Теория черт чрезвычайно асоциальна в своем подходе. Имея достаточное количество тестовых данных, приверженцы этого подхода способны делать весьма сложные и далеко идущие комментарии относительно личностных черт индивида, однако все они оказываются напрасными, если имеют мало отношения к тому, как индивид ведет себя в реальной жизненной ситуации. Например, большинство людей по тестам - частично экстраверты, частично интраверты. Какая из этих двух черт будет доминировать, зависит от восприятия индивидом ситуации.
Оппоненты теории черт настаивают на том, что люди - социальные существа, исполняющие в социуме определенные роли. [...]
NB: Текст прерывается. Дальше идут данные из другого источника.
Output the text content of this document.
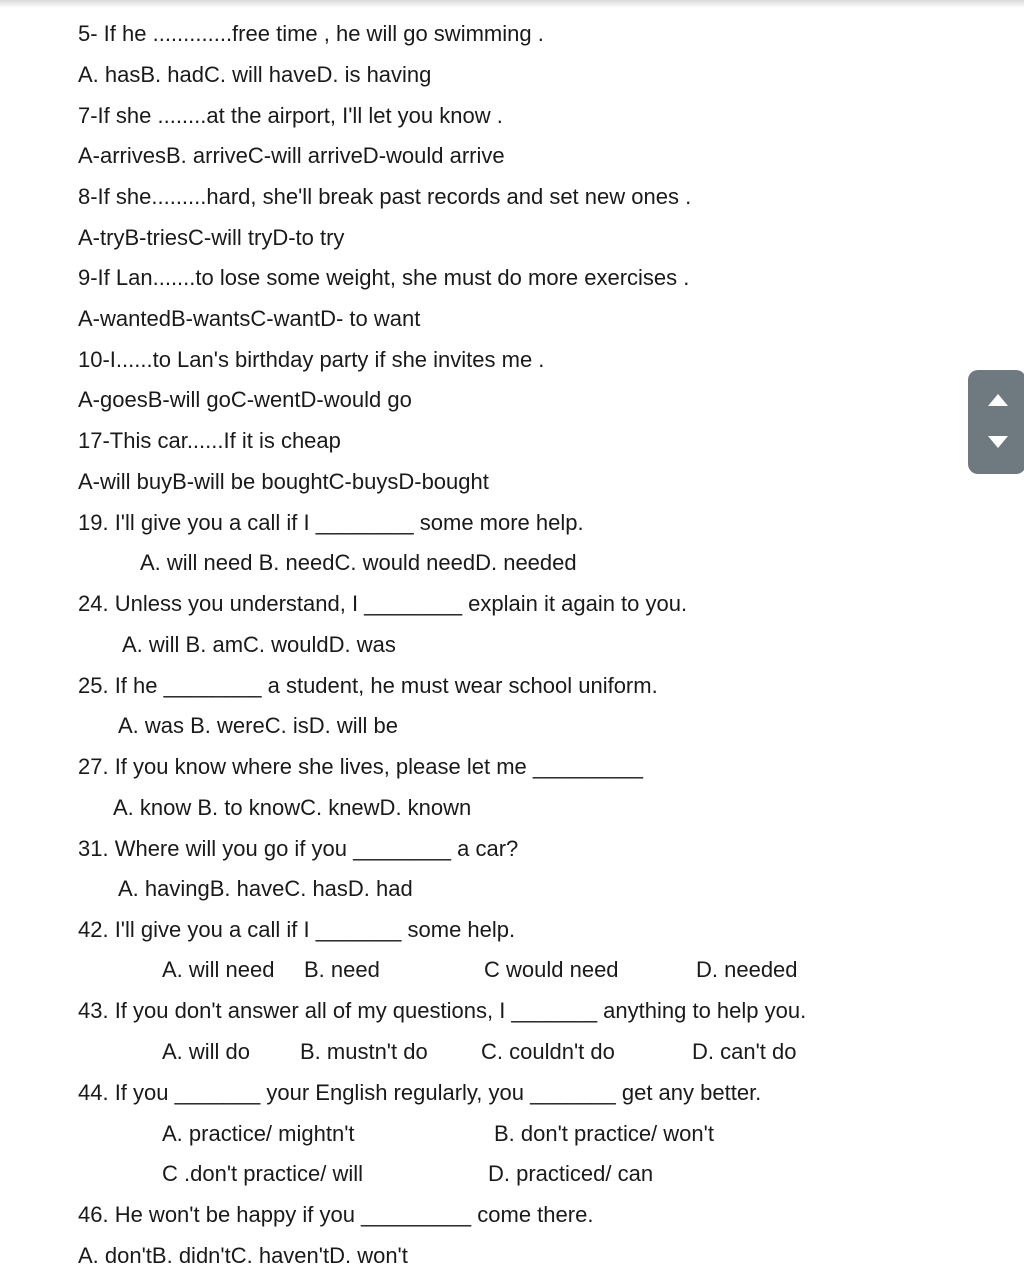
5- If he .............free time , he will go swimming .
A. hasB. hadC. will haveD. is having
7-If she ........at the airport, I'll let you know .
A-arrivesB. arriveC-will arriveD-would arrive
8-If she.........hard, she'll break past records and set new ones .
A-tryB-triesC-will tryD-to try
9-If Lan.......to lose some weight, she must do more exercises .
A-wantedB-wantsC-wantD- to want
10-I......to Lan's birthday party if she invites me .
A-goesB-will goC-wentD-would go
17-This car......If it is cheap
A-will buyB-will be boughtC-buysD-bought
19. I'll give you a call if I ________ some more help.
A. will need B. needC. would needD. needed
24. Unless you understand, I ________ explain it again to you.
A. will B. amC. wouldD. was
25. If he ________ a student, he must wear school uniform.
A. was B. wereC. isD. will be
27. If you know where she lives, please let me _________
A. know B. to knowC. knewD. known
31. Where will you go if you ________ a car?
A. havingB. haveC. hasD. had
42. I'll give you a call if I _______ some help.
A. will need B. need	C would need	D. needed
43. If you don't answer all of my questions, I _______ anything to help you.
A. will do B. mustn't do C. couldn't do	D. can't do
44. If you _______ your English regularly, you _______ get any better.
A. practice/ mightn't	B. don't practice/ won't
C .don't practice/ will	D. practiced/ can
46. He won't be happy if you _________ come there.
A. don'tB. didn'tC. haven'tD. won't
Теория ролей видит противоречие между двумя "фактами" - между фактом индивидуального самовыражения и фактом социальной детерминированности индивида. Понятие роли как раз призвано снять это противоречие. Роль определяется как набор деятельностей, качеств и стилей поведения, которые ассоциированы с социальными позициями (см. классическое определение у Dahrendorf, 1973). Социальные позиции существуют независимо от конкретных индивидов, они безличностны, над-индивидуальны и включают в себя родственные, религиозные, профессиональные и др. катагории. В современном сложном, дифференцированном обществе существуют социальные позиции жен, мужей, преступников, священников, дантистов, политиков и т.д. От людей, которые занимают эти позиции, ожидаются определенные типы действий, они учатся играть эти роли. Через закрепление в определенной социальной позиции человек обретает свое "Я" и определенные формы самовыражения. Таким образом "Я" человека и его личность определяются местом в социальной структуре, которое он занимает, диспозиции же варьируются и конструируются социумом.
По этой теории, люди исполняют свои роли не столько по причине явного стремления к наградам и избегания санкций (напр., высокая зарплата или тюремный приговор), но в результате действия более тонких механизмов социализации. Дети научаются видеть себя так, как их видят другие (Mead, 1934), наше "Я" - это "зеркальное Я" (Cooley, 1902), отражающее социальные ожидания. Индивиды учатся соотносится со своими социальными группами и в процессе "социального сравнения" (Festinger,1954) развивают и поддерживают свои идентичности. Так, например, мальчики и девочки научаются соответствующим половым ролям и постепенно становятся маскулинными и фемининными взрослыми.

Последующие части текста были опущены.